REVIEWED By Russell Smith, Fri., April 4, 1997
SPAMARAMA: The Movie bears much the same second-cousin relationship to its namesake event as Spam the food does to actual meat. In other words, fans of the zany annual homage to Hormel's pectin-dripping heartburn-in-a-can shouldn't go expecting a document of the extravaganza itself. Instead, local filmmaker Thibodeaux has created a sort of dramatic companion piece to SPAMARAMA, blending true and fictional material in a quasi-documentary that purports to explain how it all began. Thibodeaux's mildly entertaining story chiefly concerns the efforts of a quixotic aspiring chef named Bird (Stevens) to wreak revenge upon Austin chili cookoff snobs who've arrogantly rejected his Spam-based recipes. By simultaneously parodying their “fascist” events and one-upping them on the showmanship front, he hopes to consign them to irrelevance while also rehabbing Spam's déclassé culinary image. His accomplice, David (Uranium Savages lead singer Arnsberger), is motivated by concurrent desires to impress his girlfriend and revive his band's stranded-in-the-Seventies career. Cameo and extra appearances by local icons such as Kinky Friedman, Alvin Crow, Sammy Allred, Guy Juke, Molly Ivins, and Jim Franklin offer viewers of a certain age a chance to test their powers of observation and wax nostalgic. All this is sure to have some appeal for old-timers who live in an eternal Austin of the mind where weed is prix-fixed at $10 an ounce, Salvation Sandwiches are the foodstuff of choice, and Hutto farmboys still make weekend pilgrimages to Barton Springs to ogle topless hippie chicks.
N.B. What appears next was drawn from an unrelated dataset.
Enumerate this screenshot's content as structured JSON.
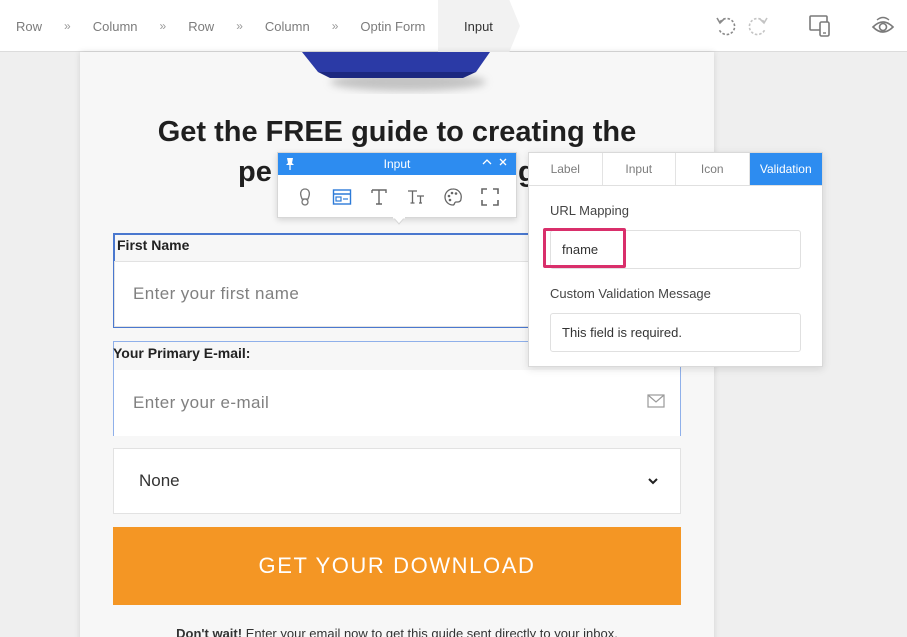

Otherwise, I admit to a degree of bafflement over Thibodeaux's motives for this project. Why make a film that conveys neither the endearing weirdness of its subject nor a reliable account of its origins? Maybe the answer lies in an Austin tradition even older than SPAMARAMA: idiosyncratic, commerce-flouting art created for essentially personal reasons. It's why we lead all First World cities in per-capita incidence of lawn sculpture, garage bands, and desktop-published newsletters about orgone accumulators. So more power to folks like Cressandra Thibodeaux who have a vision – obscure though it may seem to me – and the motivation to realize it. SPAMARAMA, for all its funky, rough-cut feel, has a natural audience (heads up, owners of hand-carved bongs and Bubble Puppy albums) and deserves a chance to find it.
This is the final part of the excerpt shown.